Finally, I’d like to thank everyone involved…

Do you ever want to shriek “I did that” when the accolades are doled out? But there goes someone else – your boss, maybe, or a former colleague – on to the podium to pick up the prize. It happens all the time, and with the awards season in full swing, we’re likely to hear a host of new mutterings.

Particularly prevalent in this post-recessionary age are the jobs submitted by two separate consultancies. A project might find itself in two portfolios when its author shifts from the consultancy of origin on to new things – usually a start-up firm. Some such cases have been resolved amicably, with both parties taking the honours – witness the Kathy Miller/Michael Peters Ltd experience over the show-stopping Safeway tinned vegetables in Design Week’s 1991 awards. But it isn’t always thus.

We’ve railed before about the justice of giving designers credit, even if the work is carried out under the aegis of a consultancy. We say you should be as proud of the talent you employ as of the corporate animal.

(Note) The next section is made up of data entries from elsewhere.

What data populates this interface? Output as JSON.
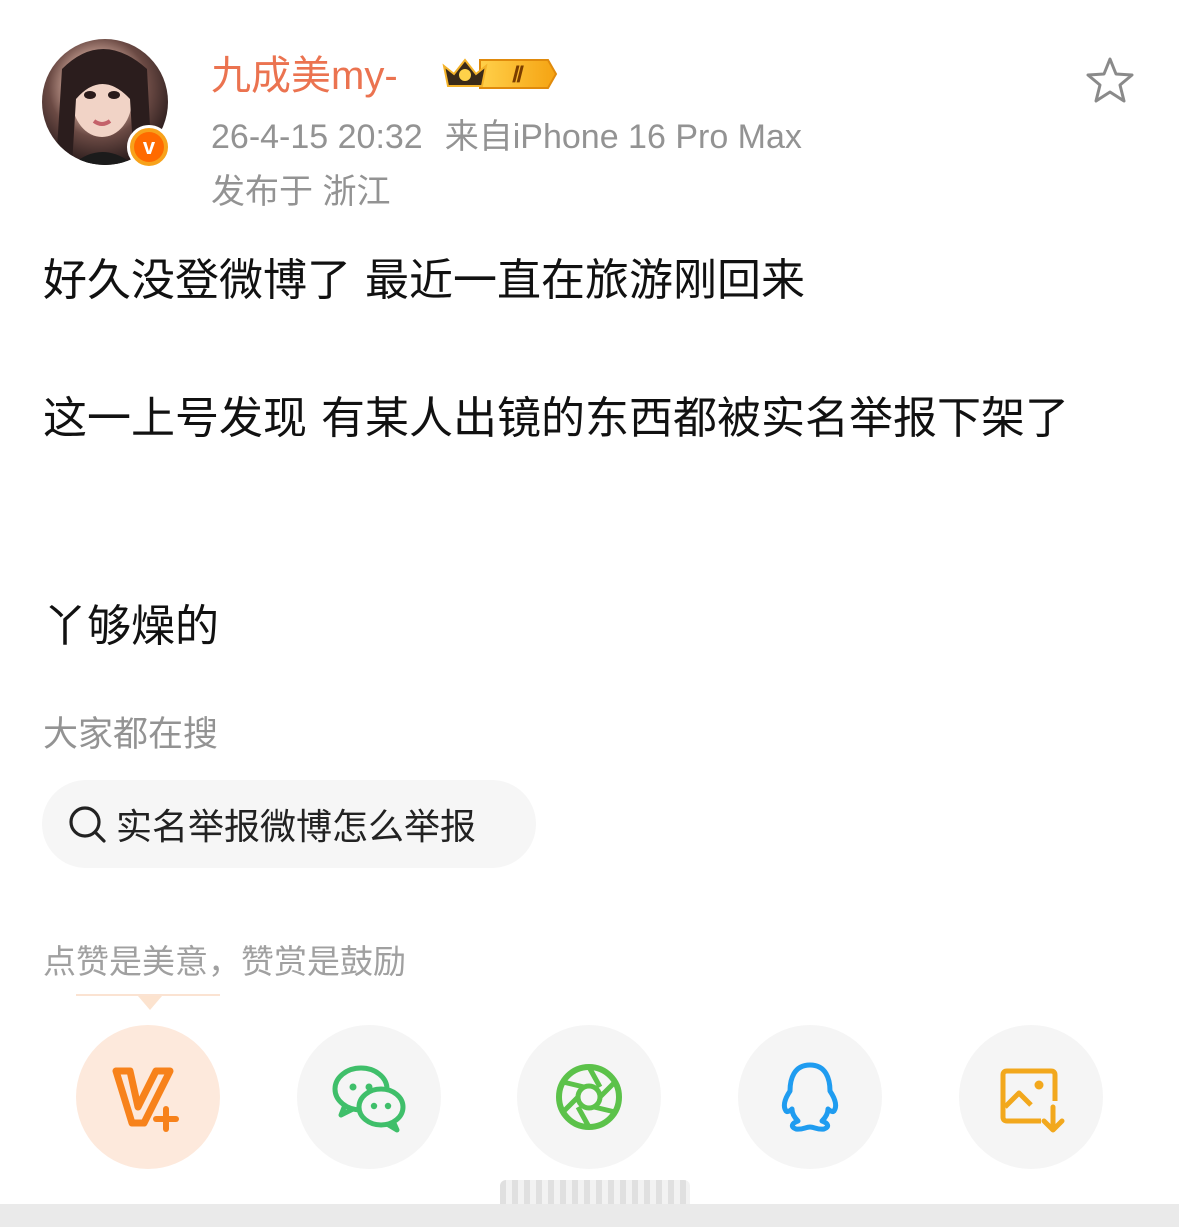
{
  "post": {
    "author": {
      "name": "九成美my-",
      "badge_level": "Ⅱ"
    },
    "timestamp": "26-4-15 20:32",
    "source": "来自iPhone 16 Pro Max",
    "location": "发布于 浙江",
    "paragraphs": [
      "好久没登微博了 最近一直在旅游刚回来",
      "这一上号发现 有某人出镜的东西都被实名举报下架了",
      "丫够燥的"
    ]
  },
  "trending": {
    "label": "大家都在搜",
    "query": "实名举报微博怎么举报"
  },
  "reward": {
    "label": "点赞是美意，赞赏是鼓励"
  },
  "share": {
    "items": [
      {
        "icon": "v-plus-icon",
        "color": "#f7821b"
      },
      {
        "icon": "wechat-icon",
        "color": "#3fbf6a"
      },
      {
        "icon": "moments-icon",
        "color": "#5cc24a"
      },
      {
        "icon": "qq-icon",
        "color": "#1f9cf0"
      },
      {
        "icon": "save-image-icon",
        "color": "#f2a81d"
      }
    ]
  },
  "colors": {
    "username": "#eb7350",
    "meta": "#939393"
  }
}
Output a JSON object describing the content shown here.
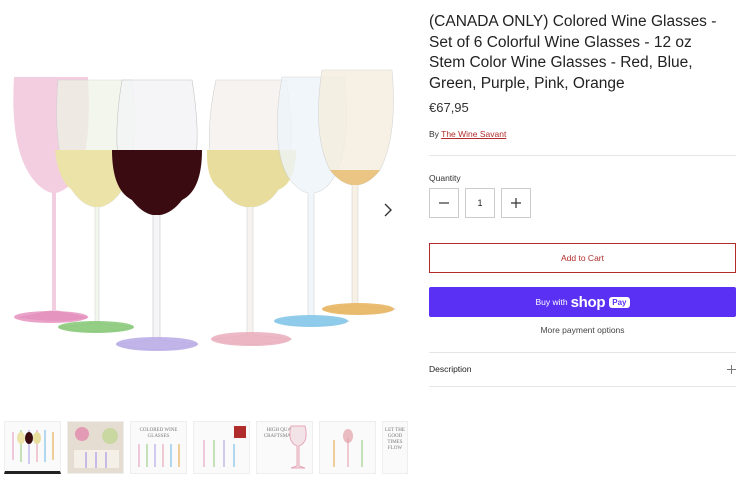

But what of those other people who play a key part in your designs? The specialists who are themselves consultants? We all know how galling it is when the national media fails to name the designer of a project they are discussing – only in fashion is the name on the label the thing that sells. And we know this is set to get worse as a wealth of millennium projects gets a public airing.

So what of those outside collaborators? Photographers and illustrators have taken legal steps to avoid total obscurity – and good designers are often visibly proud of the relationship. But what of typographers? What of the crafts folk who’ve added special touches to that interior? And what of the interface designers who’ve made your product idiot-proof? What’s wrong with patting them on the back?

If designers could be a bit more generous with their praise, clients and the media might return the compliment and honour them more. If you can only admit your strength lies in putting the right team together, clients might suddenly be proud to be employing you.